Her yeni yıla giriş olumsuzlukların sıfırlanacağı, kötülüklerin yok olacağı hissiyatını verir bize. Sanki sihirli bir değnek değecek beklediğimiz tüm güzellikler bizi hemen bulacak gibi düşünürüz. İhtiyacımız olan para, aradığımız aşk, peşine düştüğümüz sağlık, huzur, neşe gibi hayalini kurduğumuz ne varsa talep olarak yeni yıla yükleriz. Halbuki bir önceki yıl içinde aynı beklentilere girip gidişini büyük bir sevinçle karşılayan biz değilmişiz gibi. Yeni yıla girerken kararlar almak, isteklerimizi kağıda yazmak gibi ritüeller ise çok eskilere Antik Yunan’ a kadar dayanıyor.

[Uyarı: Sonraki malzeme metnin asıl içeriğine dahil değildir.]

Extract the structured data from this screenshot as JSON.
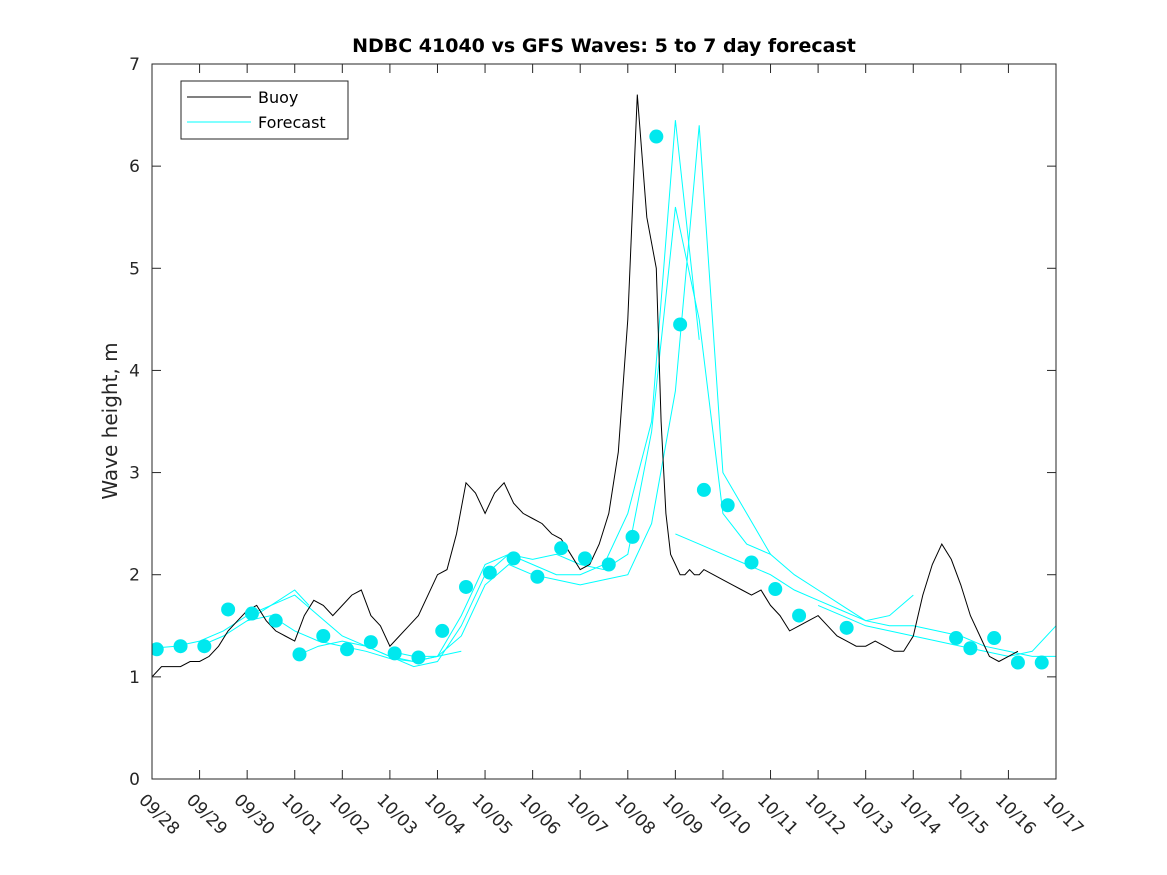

O dönemlerde senenin ilk ayı başlangıç ve bitişlerin tanrısı olarak kabul edilen Janus’a adanırmış. İnsanlar iyi olacaklarına dair söz verirlermiş. Bizlerde belki bu geleneğin devamı olarak yeni yıl için hep yeni kararlar almıyor muyuz? Spora başlayacağım, yeni bir dil öğreneceğim, işimi değiştireceğim gibi. Oysa bu kararların çoğundan Şubat ayında vazgeçmiş oluyoruz. Güzel hayalleri gerçekleştirmek ve bunu çevreye yaymak için daha çok çaba harcayacağımız bir yıla kavuşuruz umarım. İyi olmayı seçtiğimiz, iyilikte yarıştığımız bir yılı yaşarız dilerim.
Eski yılda ise kaybettiğimiz çok şey oldu. Yok yere canına kıyılan, nedeni –faili bulunamayan çocuklar öldürülen, tecavüze uğrayan kadınlar, iş cinayetleri, terör olayları, nedensiz savaşlar, canına kıyılan, acı verilen hayvanlar. Kaybedilen insanlıklar, vicdanlar, hoşgörüler…
Yeni yıl dilerim ki umutlar kazandırsın bize. Umut beraberinde isteği, azmi de getirir. Sonrasında ise mutlu olduğumuz ama kimseye de zarar vermediğimiz isteklerimize kavuşalım. Kinimiz, nefretimiz, kavgamız varsa hepsinin üstünü örtelim. İyi olalım, faydalı olalım. Güçlü olalım ama gücümüz bize onu hora kullanma isteği vermesin. Ne yapıyorsak iyiden, haklıdan, doğrudan yana yapalım.